Right now my grown up, psychologist, mind is curled up in foetal position behind a psychic door just like the door I held closed a year ago. It is listening to five youths trying to break the door down to destroy me just like they did a year ago.
I feel exactly the same way I did that night when I realised no neighbour was going to come and investigate why my alarm was wailing or why I was screaming for help. The same cold hand of terror and despair is gripping my heart that gripped it that night when I realised the police were not ever going to come in answer to my phone call for help.
I want to cry but despair is lodged in my throat like a gag stopping the sobs from getting out and all I can do is redirect my panic, my despair, down through my fingers and out onto this page.
Something happened again. I had a run-in with someone at work. I had a problem with how he handled things so I talked to someone else about it to get an objective opinion on the issue but we didn’t have time to finish the discussion.
Today I found out people have been talking about me behind my back. I held onto my composure but my anxiety and paranoia were triggered and I started having deja-vu.
Everyone experiences deja-vu and I do too but sometimes I have a lot of these flashes and they usually come just before something important happens in my life. The more frequent and longer lasting the deja-vu experiences, the bigger the event tends to be when it happens.
The deja-vu flashes triggered a higher level of anxiety in me because of this belief they are a warning of something important coming my way. I had more deja-vu on the way to dinner with my daughter and then a big one. This one was actually just a little deja-vu episode but it was accompanied, for the first time ever, with a feeling of premonition.
I felt like I had dreamed this exact thing — telling my daughter about the bad day I had whilst believing everything would be all right only I was wrong. I told myself it was all going to be all right but the next time I went to work they sacked me!
Panic threatened to overwhelm me but I’m good at keeping up appearances. All my insides simply freeze up and I don’t react until I am alone where it is safe to react.
(Punish a child often enough for displaying emotion — for crying, being afraid, getting angry — anything and they learn to accept the most horrendous things without even blinking if someone might be watching. Remember that next time you see someone like Lindy Chamberlain!)
So I went into robot mode with my daughter and functioned so well I even sang one song (badly) for karaoke night before I dropped her off and came home.
Once I closed the door behind me the mask fell off. The earth crumbled beneath my feet and I fell into the abyss. I tried to grab myself. I tried to pull myself out of it but it was too late. There were too many triggers. The anxiety triggered paranoia and now panic envelopes me.
I have searched the web. There are some jobs I can apply for. I have enough savings to pay the rent for a month, maybe two and I should be able to get the unemployment benefit by then.
I won’t be able to use my current employers as referees but there are some co-workers who might agree to vouch for me.

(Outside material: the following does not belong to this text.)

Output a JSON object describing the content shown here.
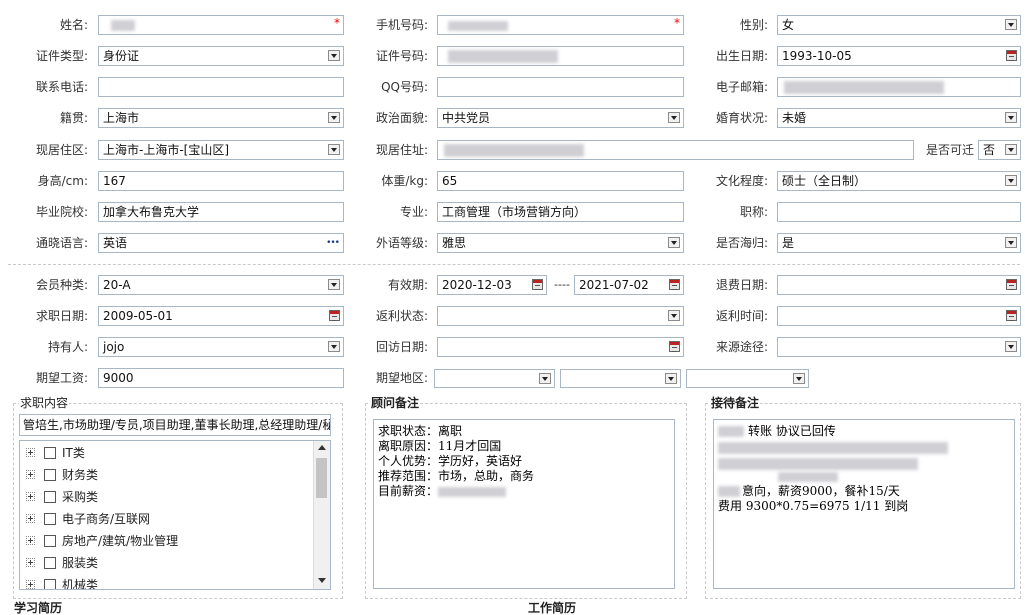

The problem is I feel so worthless I can’t help believing I should be sacked. I’m afraid someone has found out I have written in this blog about my work and they think I have breached confidentiality or worse — they think I am an unsuitable person to have working for them.

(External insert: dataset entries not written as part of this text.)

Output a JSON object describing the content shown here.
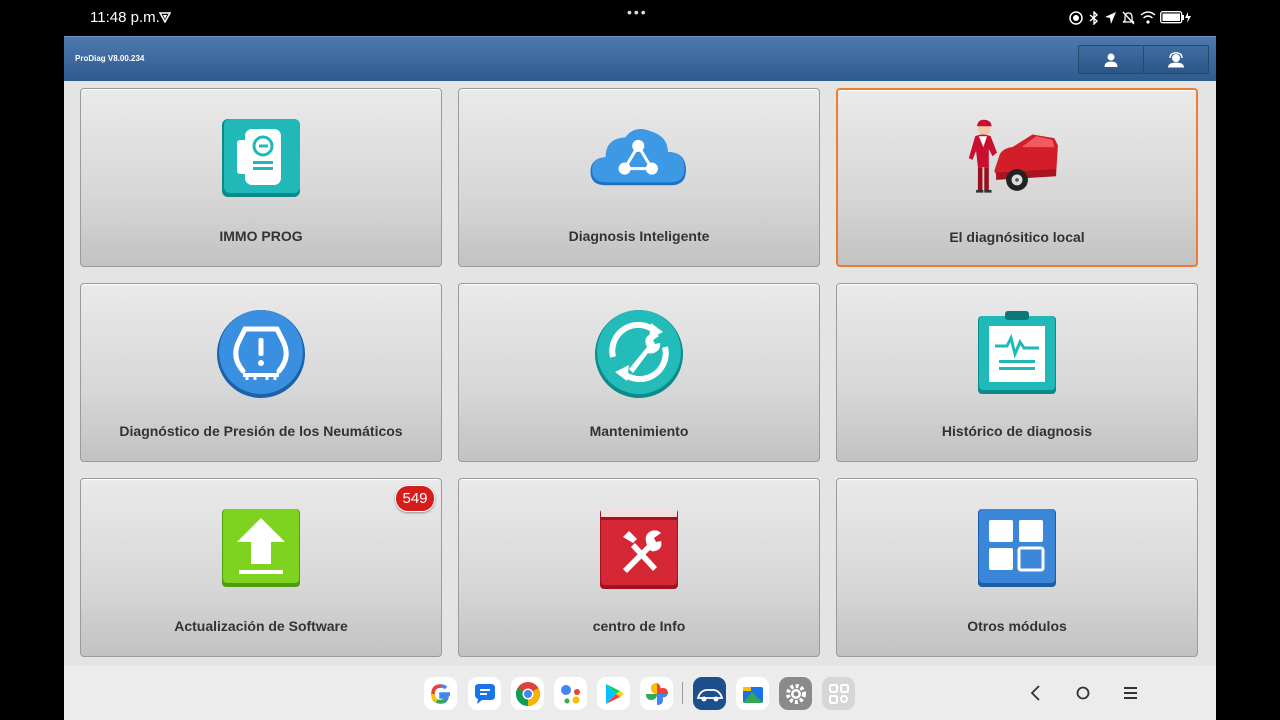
{
  "status": {
    "time": "11:48 p.m.",
    "dots": "•••"
  },
  "header": {
    "version": "ProDiag V8.00.234"
  },
  "tiles": [
    {
      "label": "IMMO PROG"
    },
    {
      "label": "Diagnosis Inteligente"
    },
    {
      "label": "El diagnósitico local"
    },
    {
      "label": "Diagnóstico de Presión de los Neumáticos"
    },
    {
      "label": "Mantenimiento"
    },
    {
      "label": "Histórico de diagnosis"
    },
    {
      "label": "Actualización de Software",
      "badge": "549"
    },
    {
      "label": "centro de Info"
    },
    {
      "label": "Otros módulos"
    }
  ],
  "colors": {
    "header": "#2f5a8e",
    "selected_border": "#ee7b32",
    "badge": "#d51d1d"
  }
}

As I sit at my computer holding my shattered world together by concentrating on one word at a time I can’t help wondering when.
When will I get it right? When will I be good enough? When will I stop living a life filled with disaster, catastrophe and crisis?
My psychologist mind responds to the discipline of having to organise my thoughts to put them on this page and it tells me to hang on. It tells me nothing can ever be as bad as what happened last year. It tells me I survived that so I can survive this. It says if I lose this job I will survive somehow.
I am listening to my psychologist mind and I am doing what I did when I was holding that door closed last year — praying.
As I finish this entry I wonder if I should post it. What if I don’t lose the job this time and someone does find this blog. Would this entry make them sack me then?
Maybe I shouldn’t take the chance but I can’t help believing it would be dishonest to let anyone reading this blog think I win all my battles.
Sometimes I lose no matter how hard I try. Sometimes all the training I’ve had, all the knowledge I possess, all the experience in the world isn’t enough. I have built safety rails around the precipice but sometimes I fall anyway.
I plan to put this entry under the life-skills category. A lot of people may wonder what justification I have for doing that. What is the life skill the entry tries to teach?
Technically the life skill in this entry is self talk — the things my psychologist mind is telling me but if you want to know what my heart believes is the real achievement it is something much more basic.
When I was 20 I would have reacted to this whole thing by simply not ever going to work again. I would have quit before they could sack me!
That is not how I will deal with it now. I will face my anxiety, my paranoia, my fear and my panic and I will go to work tonight. If they sack me I will, somehow, cope.
I will continue to face these demons until I either get the sack or stop fearing I will be sacked.
I’ll continue to try and make it to the top of this mountain because, every time I think I don’t have the strength to keep trying, God will continue to give me some of his strength.